- Born: 1975 (age 50–51) Salt Lake City, Utah, USA
- Occupations: Director, cinematographer
- Known for: Vita Brevis Films

= Skylar Nielsen =

American film director

Skylar Nielsen (born 1975), is an American photographer, cinematographer and director. He heads Salt Lake City-based Vita Brevis Films, a company that creates short documentary films on a wide variety of subjects.

Nielsen was born in Zion, Utah, in 1975. He grew up on his family's farm, and after "an epiphany in the sheep corral" decided to move away from the farm and into the city to pursue photography and film making in 1993.

In 2004, Nielsen established Skylar Nielsen Studio, then in 2008 established Vita Brevis Films.

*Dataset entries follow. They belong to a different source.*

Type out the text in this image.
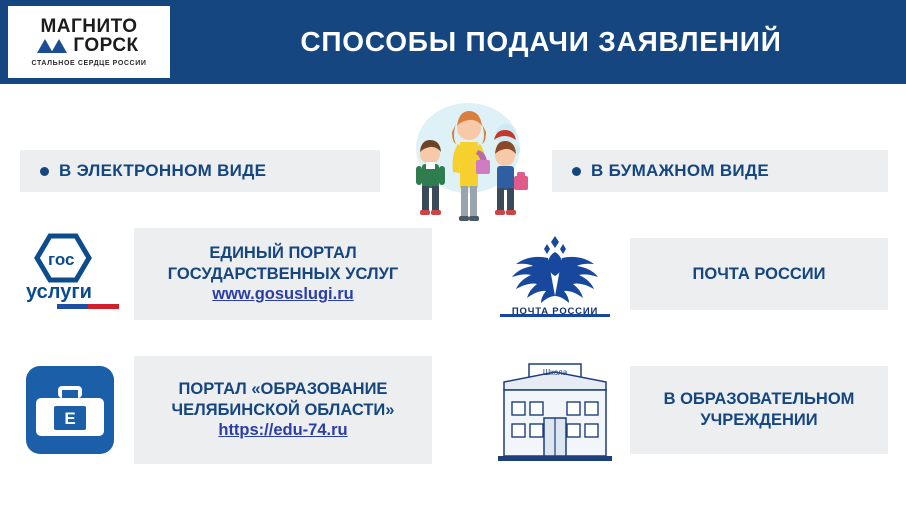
МАГНИТО
ГОРСК
СТАЛЬНОЕ СЕРДЦЕ РОССИИ
СПОСОБЫ ПОДАЧИ ЗАЯВЛЕНИЙ
В ЭЛЕКТРОННОМ ВИДЕ	В БУМАЖНОМ ВИДЕ
гос
услуги
ЕДИНЫЙ ПОРТАЛ
ГОСУДАРСТВЕННЫХ УСЛУГ
www.gosuslugi.ru
ПОЧТА РОССИИ
ПОЧТА РОССИИ
E
ПОРТАЛ «ОБРАЗОВАНИЕ
ЧЕЛЯБИНСКОЙ ОБЛАСТИ»
https://edu-74.ru
Школа
В ОБРАЗОВАТЕЛЬНОМ
УЧРЕЖДЕНИИ
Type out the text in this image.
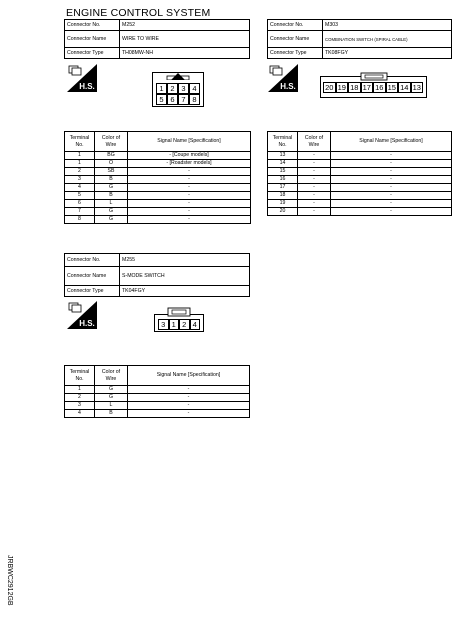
ENGINE CONTROL SYSTEM
Connector No.	M252
Connector Name	WIRE TO WIRE
Connector Type	TH08MW-NH
Connector No.	M303
Connector Name	COMBINATION SWITCH (SPIRAL CABLE)
Connector Type	TK08FGY
H.S.	H.S.
H.S.
1 2 3 4
5 6 7 8
20 19 18 17 16 15 14 13
3 1 2 4
Terminal No.	Color of Wire	Signal Name [Specification]
1	BG	- [Coupe models]
1	O	- [Roadster models]
2	SB	-
3	B	-
4	G	-
5	B	-
6	L	-
7	G	-
8	G	-
Terminal No.	Color of Wire	Signal Name [Specification]
13	-	-
14	-	-
15	-	-
16	-	-
17	-	-
18	-	-
19	-	-
20	-	-
Connector No.	M255
Connector Name	S-MODE SWITCH
Connector Type	TK04FGY
Terminal No.	Color of Wire	Signal Name [Specification]
1	G	-
2	G	-
3	L	-
4	B	-
JRBWC2912GB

==Selected film projects==

- Quick Cuts: Reef Mcintosh
- The Prohibition Tour
- Professional: Eric Arakawa
- We are 138
- Professional
- BMW M6
- Riot Racing
- Super Bee
- Fiz Golf
- 3D Enchanted Forest
- 3 Form Woven Wall
- Gray Davenport

==Larger projects==

- NEA PSAs
In 2009, the National Endowment for the Arts commissioned Nielsen for two commercials to air during Oscar week. The first commercial featured Chris Botti, a renowned jazz trumpeter. The second commercial, called "I'm Proud", featured actors and actresses delivering lines directly to the audience without a fourth wall present. Celebrities included David Hyde Pierce, Kerry Washington, Zooey Deschanel and Alyssa Milano, among many others.

- PROFESSIONal
In 2011, Nielsen partnered with VideoWest to create PROFESSIONal, the first in a series of films that focus on "forgotten trades and practices in an evolving America." The short documentary focused on Neil Youngberg, a third generation metal worker and fabricator from Utah.

The video, a Vimeo Staff Pick, had Nielsen directing, cinematography by Ian Rigby and Lance Clayton and sound by Michael Hall.

PROFESSIONal was reviewed as "a gorgeous short film" and "beautifully crafted". The film won the 2011 Slamdance Film Festival's best short-form documentary award and was also featured at LA Short Fest.

- Mars One Way
In February 2014, Nielsen directed a documentary video called Mars One Way, a film that followed five Mars One hopefuls with their thoughts, contemplations and theories on leaving Earth forever to go colonize Mars. The video was produced by Nielsen, along with Elaine Clark and Doug Fabrizio.

Mars One Way was a Vimeo Staff Pick and featured on their site, being listed as appropriate for all audiences. Music included on the film was from artists God is an Astronaut with two songs and This Will Destroy You with one. Yahoo featured the video on their site as well.

The film was filmed in 720p and lasts 11 min 40 sec.